Sara Bruner is intense.
The director of Arizona Theatre Company’s production of the musical “Cabaret,” is huddled together with Sean Patrick Doyle, who plays the Emcee, and Madison Micucci, who is the cabaret singer Sally Bowles. They are a little more than a week into rehearsals and these are the only two actors in the room.
They are deep in conversation as they try to work on a key scene, with Sally and the Emcee both on stage but not interacting.
They talk about the text, the emotions, the movements. Just as they are about to break into the scene, Bruner says “The entanglement theory! Have you heard of the entanglement theory?” and she heads back to the huddle.
The quantum physics theory holds that the actions of one can impact the other. It’s a perfect visual for what they are trying to do in the scene.
And it gives Micucci and Doyle what they need to make it work.
Talk is essential to what Bruner is doing.
“When the text is so rich and written so well, there are so many things you can talk about,” she says in an interview a few days later. “There is not just one way you can play Sally or the Emcee.”
“Cabaret” has been around since 1966, first as a play with Joel Grey playing the Emcee, and most recently on Broadway, in 2014, when Alan Cumming created a more sinister Emcee (that was a remounting of the 1998 revival).
Doyle is not planning to do Grey or Cumming. He’s going to do Doyle.
The trick, he says, is “how to reinvent a piece that is so burned in people’s minds, and to find where there is room for innovation.”
And he thinks the road to that is to hold on to the character’s human aspect.
“I would like to portray someone who succeeds at the provocative dancing, the satire, but underneath is a person who is empathetic and affected by it.”
And he and all the actors keep what Bruner said at the very first rehearsal: “We are not here to recreate. We are here to create.”
“My hope is that people do not come to see a play recreated,” she says. “I should not be recreating the memory of a show people have seen.”
Bruner is in good company: A reshaping of the musical has been a constant since that first Broadway production. Songs were added and taken away. The bawdiness evolved.
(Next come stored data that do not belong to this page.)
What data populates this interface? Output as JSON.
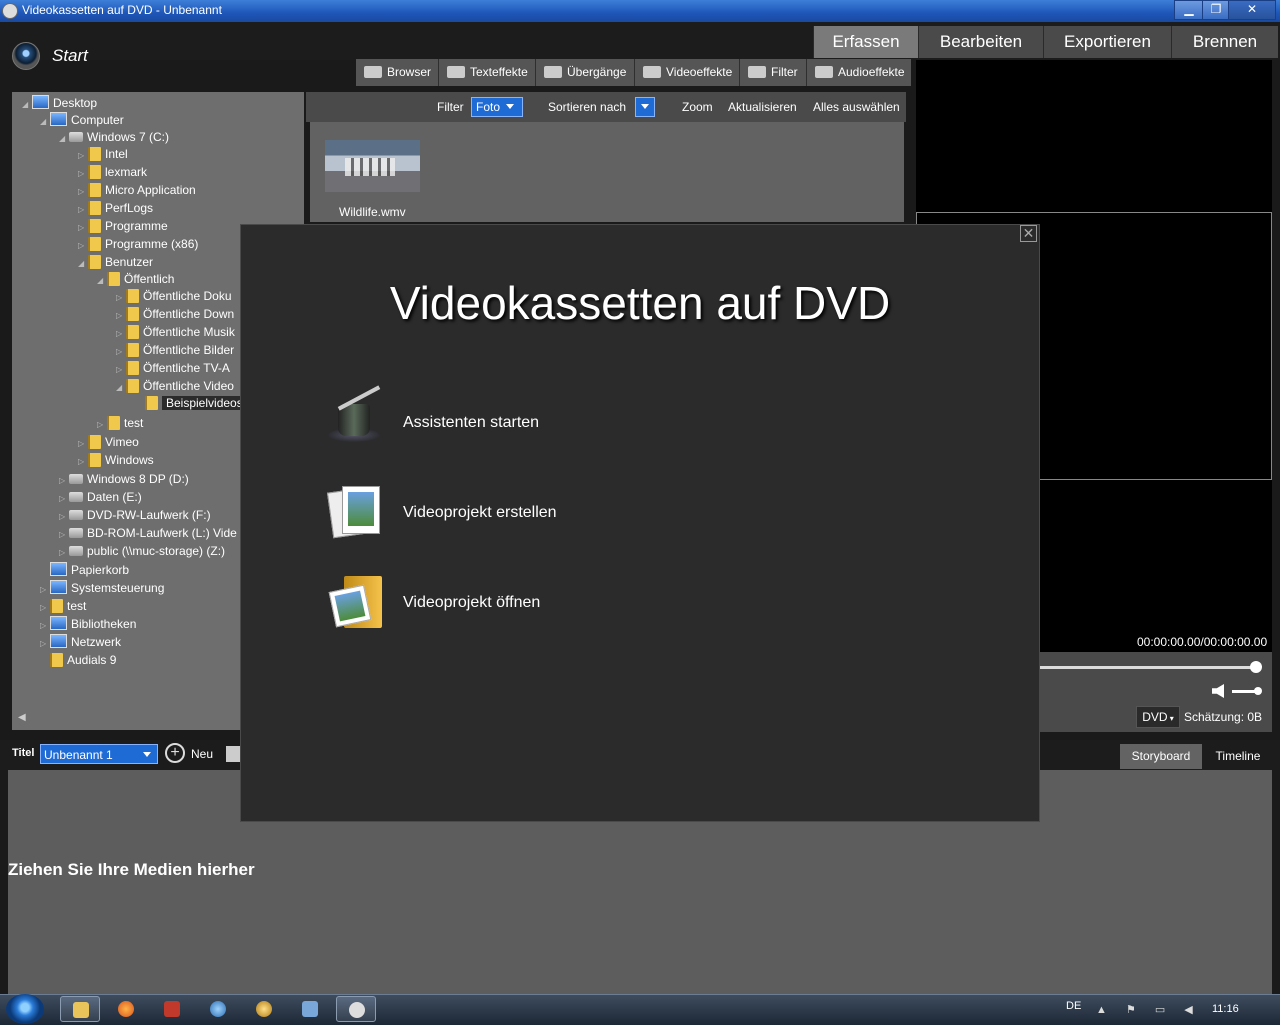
{
  "window": {
    "title": "Videokassetten auf DVD - Unbenannt",
    "min_glyph": "▁",
    "max_glyph": "❐",
    "close_glyph": "✕"
  },
  "header": {
    "start_label": "Start",
    "tabs": [
      "Erfassen",
      "Bearbeiten",
      "Exportieren",
      "Brennen"
    ]
  },
  "toolbar": {
    "buttons": [
      {
        "label": "Browser",
        "icon": "folder-icon"
      },
      {
        "label": "Texteffekte",
        "icon": "keyboard-icon"
      },
      {
        "label": "Übergänge",
        "icon": "transition-icon"
      },
      {
        "label": "Videoeffekte",
        "icon": "clapper-icon"
      },
      {
        "label": "Filter",
        "icon": "filter-icon"
      },
      {
        "label": "Audioeffekte",
        "icon": "headphones-icon"
      }
    ]
  },
  "tree": {
    "items": [
      {
        "label": "Desktop",
        "icon": "desktop"
      },
      {
        "label": "Computer",
        "icon": "computer"
      },
      {
        "label": "Windows 7 (C:)",
        "icon": "drive"
      },
      {
        "label": "Intel",
        "icon": "folder"
      },
      {
        "label": "lexmark",
        "icon": "folder"
      },
      {
        "label": "Micro Application",
        "icon": "folder"
      },
      {
        "label": "PerfLogs",
        "icon": "folder"
      },
      {
        "label": "Programme",
        "icon": "folder"
      },
      {
        "label": "Programme (x86)",
        "icon": "folder"
      },
      {
        "label": "Benutzer",
        "icon": "folder"
      },
      {
        "label": "Öffentlich",
        "icon": "folder"
      },
      {
        "label": "Öffentliche Doku",
        "icon": "folder"
      },
      {
        "label": "Öffentliche Down",
        "icon": "folder"
      },
      {
        "label": "Öffentliche Musik",
        "icon": "folder"
      },
      {
        "label": "Öffentliche Bilder",
        "icon": "folder"
      },
      {
        "label": "Öffentliche TV-A",
        "icon": "folder"
      },
      {
        "label": "Öffentliche Video",
        "icon": "folder"
      },
      {
        "label": "Beispielvideos",
        "icon": "folder"
      },
      {
        "label": "test",
        "icon": "folder"
      },
      {
        "label": "Vimeo",
        "icon": "folder"
      },
      {
        "label": "Windows",
        "icon": "folder"
      },
      {
        "label": "Windows 8 DP (D:)",
        "icon": "drive"
      },
      {
        "label": "Daten (E:)",
        "icon": "drive"
      },
      {
        "label": "DVD-RW-Laufwerk (F:)",
        "icon": "drive"
      },
      {
        "label": "BD-ROM-Laufwerk (L:) Vide",
        "icon": "drive"
      },
      {
        "label": "public (\\\\muc-storage) (Z:)",
        "icon": "drive"
      },
      {
        "label": "Papierkorb",
        "icon": "computer"
      },
      {
        "label": "Systemsteuerung",
        "icon": "computer"
      },
      {
        "label": "test",
        "icon": "folder"
      },
      {
        "label": "Bibliotheken",
        "icon": "computer"
      },
      {
        "label": "Netzwerk",
        "icon": "computer"
      },
      {
        "label": "Audials 9",
        "icon": "folder"
      }
    ]
  },
  "media": {
    "filter_label": "Filter",
    "filter_value": "Foto",
    "sort_label": "Sortieren nach",
    "zoom_label": "Zoom",
    "refresh_label": "Aktualisieren",
    "select_all_label": "Alles auswählen",
    "file_name": "Wildlife.wmv"
  },
  "preview": {
    "timecode": "00:00:00.00/00:00:00.00",
    "format": "DVD",
    "estimate": "Schätzung: 0B"
  },
  "project": {
    "title_label": "Titel",
    "title_value": "Unbenannt 1",
    "new_label": "Neu",
    "storyboard_tab": "Storyboard",
    "timeline_tab": "Timeline",
    "drop_hint": "Ziehen Sie Ihre Medien hierher"
  },
  "modal": {
    "title": "Videokassetten auf DVD",
    "close_glyph": "✕",
    "options": [
      {
        "label": "Assistenten starten",
        "icon": "magic-hat-icon"
      },
      {
        "label": "Videoprojekt erstellen",
        "icon": "photos-icon"
      },
      {
        "label": "Videoprojekt öffnen",
        "icon": "open-folder-icon"
      }
    ]
  },
  "taskbar": {
    "language": "DE",
    "time": "11:16",
    "tray_glyphs": "▲ ⚑ ▭ ◀"
  }
}
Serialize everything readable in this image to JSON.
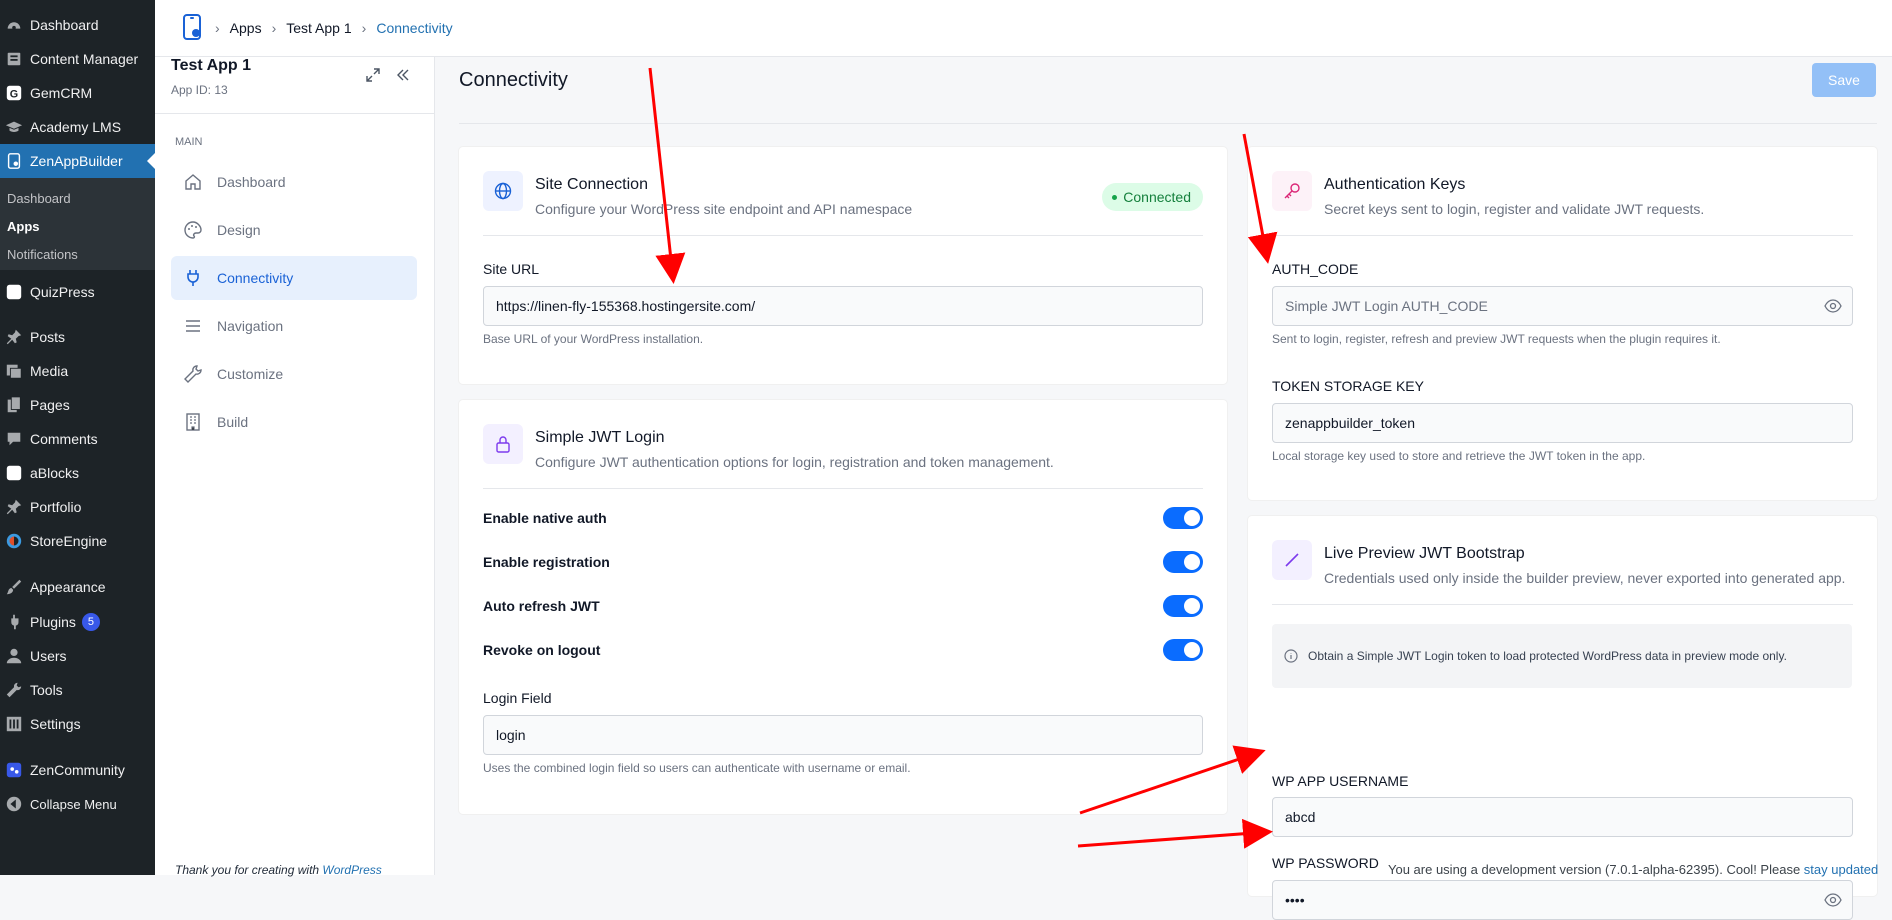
{
  "wp_menu": {
    "items": [
      {
        "label": "Dashboard",
        "icon": "dashboard-icon"
      },
      {
        "label": "Content Manager",
        "icon": "content-manager-icon"
      },
      {
        "label": "GemCRM",
        "icon": "gemcrm-icon"
      },
      {
        "label": "Academy LMS",
        "icon": "academy-icon"
      },
      {
        "label": "ZenAppBuilder",
        "icon": "zenappbuilder-icon"
      },
      {
        "label": "QuizPress",
        "icon": "quizpress-icon"
      },
      {
        "label": "Posts",
        "icon": "pin-icon"
      },
      {
        "label": "Media",
        "icon": "media-icon"
      },
      {
        "label": "Pages",
        "icon": "pages-icon"
      },
      {
        "label": "Comments",
        "icon": "comments-icon"
      },
      {
        "label": "aBlocks",
        "icon": "ablocks-icon"
      },
      {
        "label": "Portfolio",
        "icon": "pin-icon"
      },
      {
        "label": "StoreEngine",
        "icon": "storeengine-icon"
      },
      {
        "label": "Appearance",
        "icon": "brush-icon"
      },
      {
        "label": "Plugins",
        "icon": "plugin-icon",
        "badge": "5"
      },
      {
        "label": "Users",
        "icon": "users-icon"
      },
      {
        "label": "Tools",
        "icon": "wrench-icon"
      },
      {
        "label": "Settings",
        "icon": "settings-icon"
      },
      {
        "label": "ZenCommunity",
        "icon": "zencommunity-icon"
      },
      {
        "label": "Collapse Menu",
        "icon": "collapse-icon"
      }
    ],
    "submenu": [
      "Dashboard",
      "Apps",
      "Notifications"
    ]
  },
  "breadcrumb": [
    "Apps",
    "Test App 1",
    "Connectivity"
  ],
  "side_panel": {
    "app_name": "Test App 1",
    "app_id": "App ID: 13",
    "section": "MAIN",
    "nav": [
      "Dashboard",
      "Design",
      "Connectivity",
      "Navigation",
      "Customize",
      "Build"
    ],
    "footer_text": "Thank you for creating with ",
    "footer_link": "WordPress"
  },
  "main": {
    "title": "Connectivity",
    "save_label": "Save",
    "site_connection": {
      "title": "Site Connection",
      "desc": "Configure your WordPress site endpoint and API namespace",
      "status": "Connected",
      "site_url_label": "Site URL",
      "site_url_value": "https://linen-fly-155368.hostingersite.com/",
      "site_url_help": "Base URL of your WordPress installation."
    },
    "jwt": {
      "title": "Simple JWT Login",
      "desc": "Configure JWT authentication options for login, registration and token management.",
      "toggles": [
        "Enable native auth",
        "Enable registration",
        "Auto refresh JWT",
        "Revoke on logout"
      ],
      "login_field_label": "Login Field",
      "login_field_value": "login",
      "login_field_help": "Uses the combined login field so users can authenticate with username or email."
    },
    "auth_keys": {
      "title": "Authentication Keys",
      "desc": "Secret keys sent to login, register and validate JWT requests.",
      "auth_code_label": "AUTH_CODE",
      "auth_code_placeholder": "Simple JWT Login AUTH_CODE",
      "auth_code_help": "Sent to login, register, refresh and preview JWT requests when the plugin requires it.",
      "token_key_label": "TOKEN STORAGE KEY",
      "token_key_value": "zenappbuilder_token",
      "token_key_help": "Local storage key used to store and retrieve the JWT token in the app."
    },
    "preview": {
      "title": "Live Preview JWT Bootstrap",
      "desc": "Credentials used only inside the builder preview, never exported into generated app.",
      "info": "Obtain a Simple JWT Login token to load protected WordPress data in preview mode only.",
      "username_label": "WP APP USERNAME",
      "username_value": "abcd",
      "password_label": "WP PASSWORD",
      "password_value": "••••"
    }
  },
  "dev_notice": {
    "text": "You are using a development version (7.0.1-alpha-62395). Cool! Please ",
    "link": "stay updated"
  }
}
The sexuality of its characters became more fluid.
The 1972 movie, directed by Bob Fosse and staring Grey and Liza Minnelli, was rewritten to more closely follow the source material, Christopher Isherwood’s somewhat-autobiographical novel, “Goodbye to Berlin.”
When Director Harold Prince, who helmed the original, remounted it on Broadway in 1987, it was again tweaked. Director Sam Mendes totally reimagined it for the 1998 Broadway production starring Cumming — the same production was remounted in 2014.
There are actually three versions of the performing script available, which is almost unheard of. According to Playbill, the only other piece with multiple versions is Leonard Bernstein’s “Candide.”
“It has changed more than any other play,” says Bruner.
She wants to make sure her production is marked by the hearts and souls of the characters populating the musical.
“I have some whip-smart actors,” she says. “They did their research. They want to mine their characters’ humanity.”
“We never lose the human aspect,” says Doyle. “The numbers are big and lavish, but you have to keep the human in mind.”
There’s something else to keep in mind: The story is about Berlin just as Hitler was coming to power. There was a willful ignorance about what was happening to the country. Many believe that ignorance echoes in this country today.
“What I really appreciate about Sara’s version is it ... suggests an urgency and a call to action and asks the audience to look at themselves in the mirror,” says Micucci. “Without going to the obvious place, I think it’s begging the question ‘what would you do and how would you behave?’ This is an example of how inaction can potentially lead to something.”
Doyle agrees that though more than 50 years old, the play smacks with relevance.
“We are in a stage where we are flirting with fascism,” he says. “The undermining of the press, creating enemies, capture-and-release scare tactics — these are signs. … ‘Cabaret’ is a good reminder to audiences that apoliticism and apathy are not helpful and have a cost.”